The present retrospective study investigated various types, aetiology, complications and methods of treatment of maxillofacial fractures managed in the Department of Maxillofacial Surgery, Medical University, Plovdiv, Bulgaria.


A total of 1706 patients were studied with 2534 fractures treated between 1994 and 2003. The analysis included data on age and gender of patients, causes and types of fractures (mean number of fractures per patient - 1.48) as well as the treatments used and the associated complications.

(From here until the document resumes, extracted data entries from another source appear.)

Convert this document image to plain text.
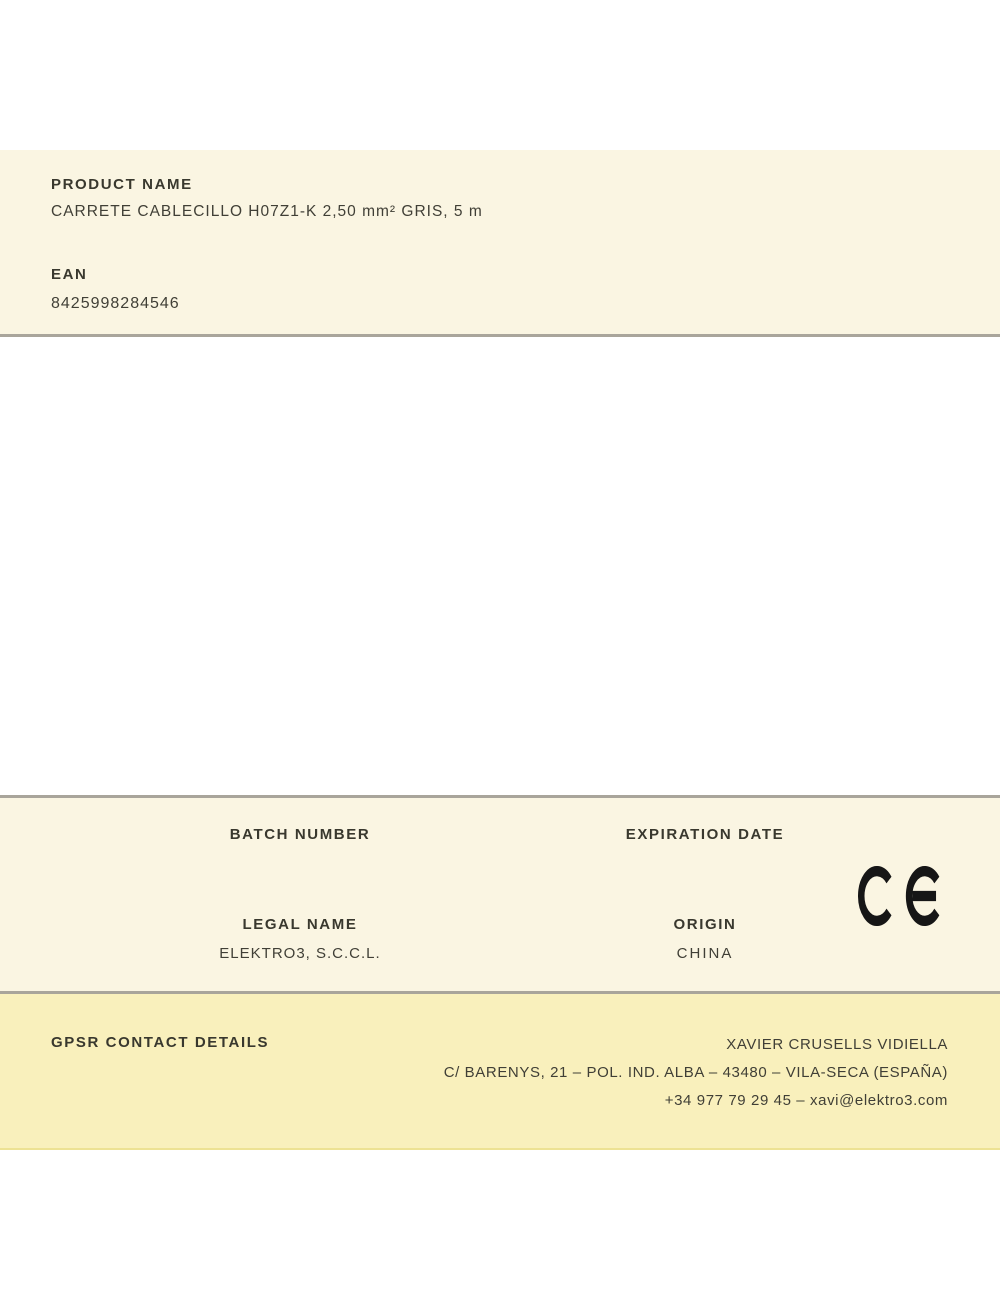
PRODUCT NAME
CARRETE CABLECILLO H07Z1-K 2,50 mm² GRIS, 5 m
EAN
8425998284546
BATCH NUMBER	EXPIRATION DATE
LEGAL NAME
ELEKTRO3, S.C.C.L.
ORIGIN
CHINA
GPSR CONTACT DETAILS	XAVIER CRUSELLS VIDIELLA
C/ BARENYS, 21 – POL. IND. ALBA – 43480 – VILA-SECA (ESPAÑA)
+34 977 79 29 45 – xavi@elektro3.com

Most maxillofacial fractures were sustained by 574 men (age range 21-30 years). The ratio of males to females was 4.6:1. Most fractures were caused by violent assault - 1040 (61%), followed by motor vehicle accidents - 264 (15.5%), fall - 213 (12.5%) and bites from animals - 72 (4%). Fractures of the mandible were sustained by 1261 patients (74%), fractures of the maxilla by 97 (6%), fractures of the zygomatic bone by 277 (16%), nasal fractures by 63 (4%) and multiple fractures by 8 (0.5%). In 1330 (77%) patients the fractures were treated by closed reduction; in 264 patients (16%) by open reduction and fixation, and for the remaining 112 patients (7%) were managed with combined closed and open reduction. The mortality rate was 0.2%, the lethal cases being a result of a combination of severe fractures in the maxillofacial region and trauma to other organs/systems.


The most common cause of traumatic injury in the maxillofacial region in this study sample was assault, predominantly affecting men. The fractures were treated using various methods but mostly by closed reduction plus fixation.